Çetinoğlu: Örnekleyebilir misiniz?
Somuncuoğlu: ABD, 250 yıldır yapıyor. Alman, Fransız, Japon gibi köklü devletler de aynı.
1961’de ihtilalciler, ‘sıfırdan’ yeni anayasa yapmaya kalktıklarında, rahmetli Ord. Prof. Dr. Ali Fuat Başgil mealen şu tavsiyede bulunmuştu:
‘1924 anayasasını çöpe atmayın. Bünyemize ve ihtiyaçlarımıza uyduğu görülen maddelerini muhafaza edip, yetersiz veya eksik olan yönlerini geliştirin, değiştirin. Yeni bir anayasa yapılırsa, ideal planda çok iyi olabilir, ama toplumun ihtiyaçlarına ve yapısına ne kadar uyacağı, nelerle karşılaşılacağı bu günden bilinemez. Endişe ederim ki, uygulamada çok büyük sıkıntılara sebep olabilir.’

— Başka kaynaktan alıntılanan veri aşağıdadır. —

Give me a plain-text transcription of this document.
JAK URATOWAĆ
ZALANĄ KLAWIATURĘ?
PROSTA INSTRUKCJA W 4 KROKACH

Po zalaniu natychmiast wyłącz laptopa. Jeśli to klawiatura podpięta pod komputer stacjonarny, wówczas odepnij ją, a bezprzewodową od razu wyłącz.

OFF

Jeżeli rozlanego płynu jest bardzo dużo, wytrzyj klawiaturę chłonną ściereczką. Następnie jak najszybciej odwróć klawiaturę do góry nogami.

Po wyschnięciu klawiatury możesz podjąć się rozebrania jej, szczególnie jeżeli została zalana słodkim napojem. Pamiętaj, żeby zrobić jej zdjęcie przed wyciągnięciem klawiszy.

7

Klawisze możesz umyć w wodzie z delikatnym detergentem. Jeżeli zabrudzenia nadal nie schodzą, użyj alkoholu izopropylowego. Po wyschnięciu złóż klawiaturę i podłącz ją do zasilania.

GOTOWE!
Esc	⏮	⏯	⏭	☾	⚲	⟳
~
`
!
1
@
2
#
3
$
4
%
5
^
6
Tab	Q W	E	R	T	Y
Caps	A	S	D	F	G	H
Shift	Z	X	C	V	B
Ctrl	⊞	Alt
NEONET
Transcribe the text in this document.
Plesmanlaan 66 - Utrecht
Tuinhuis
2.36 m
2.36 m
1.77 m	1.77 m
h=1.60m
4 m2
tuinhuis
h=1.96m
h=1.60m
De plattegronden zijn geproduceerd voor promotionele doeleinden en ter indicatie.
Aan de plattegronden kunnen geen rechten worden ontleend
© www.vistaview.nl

Bu bilge kişinin tavsiyesine uyulmadı, 1924 Anayasası çöpe atıldı. Konjonktüre ve teorik doğrulara göre 1961 anayasası maalesef yeniden hazırlandı. Türk siyaseti 1982’ye kadar, bünyemize uymayan bu anayasayla kavga etmek mecburiyetinde kaldı.
Çetinoğlu: Aynı hatâya, 1982’de de düşüldü…
Somuncuoğlu: Evet. 1982’de yine konjonktüre göre bir tepki anayasası hazırlandı. Bu defa da o Anayasa kavga konusu oldu. TBMM 1987’den başlayarak bu anayasanın kuruluş esasları hariç, maddelerin tamamına yakınını değiştirdi.
Bu da yetmedi. Sıra, darbecilerin bile düşünmedikleri, 1876 Osmanlı anayasasından beri korunan devletin üniter-millî yapısı, daha açık ifadesiyle ‘devletin Türk milletine ait olduğu’nu gösteren maddelerine geldi.
Tarihimizde, egemenliğimizi hedef alan böyle bir durumla ilk defa karşılaşılmaktadır.
Çetinoğlu: Buna neden ihtiyaç hissediliyor? Diye sorsam…
Somuncuoğlu: ‘Türkiye’yi dönüştürmek’ adı verilen bu inkârcı, ülkeyi sosyal gruplara göre ayrıştırıcı ve egemenliği paylaştırıcı sürecin, bölücü terör örgütü ve emperyalistlerden beslendiği açık bir gerçektir. Bu yoldan dönülmediği takdirde, varlığımızın bütünüyle daha da vahim bir keşmekeşe sürükleneceği görülmektedir.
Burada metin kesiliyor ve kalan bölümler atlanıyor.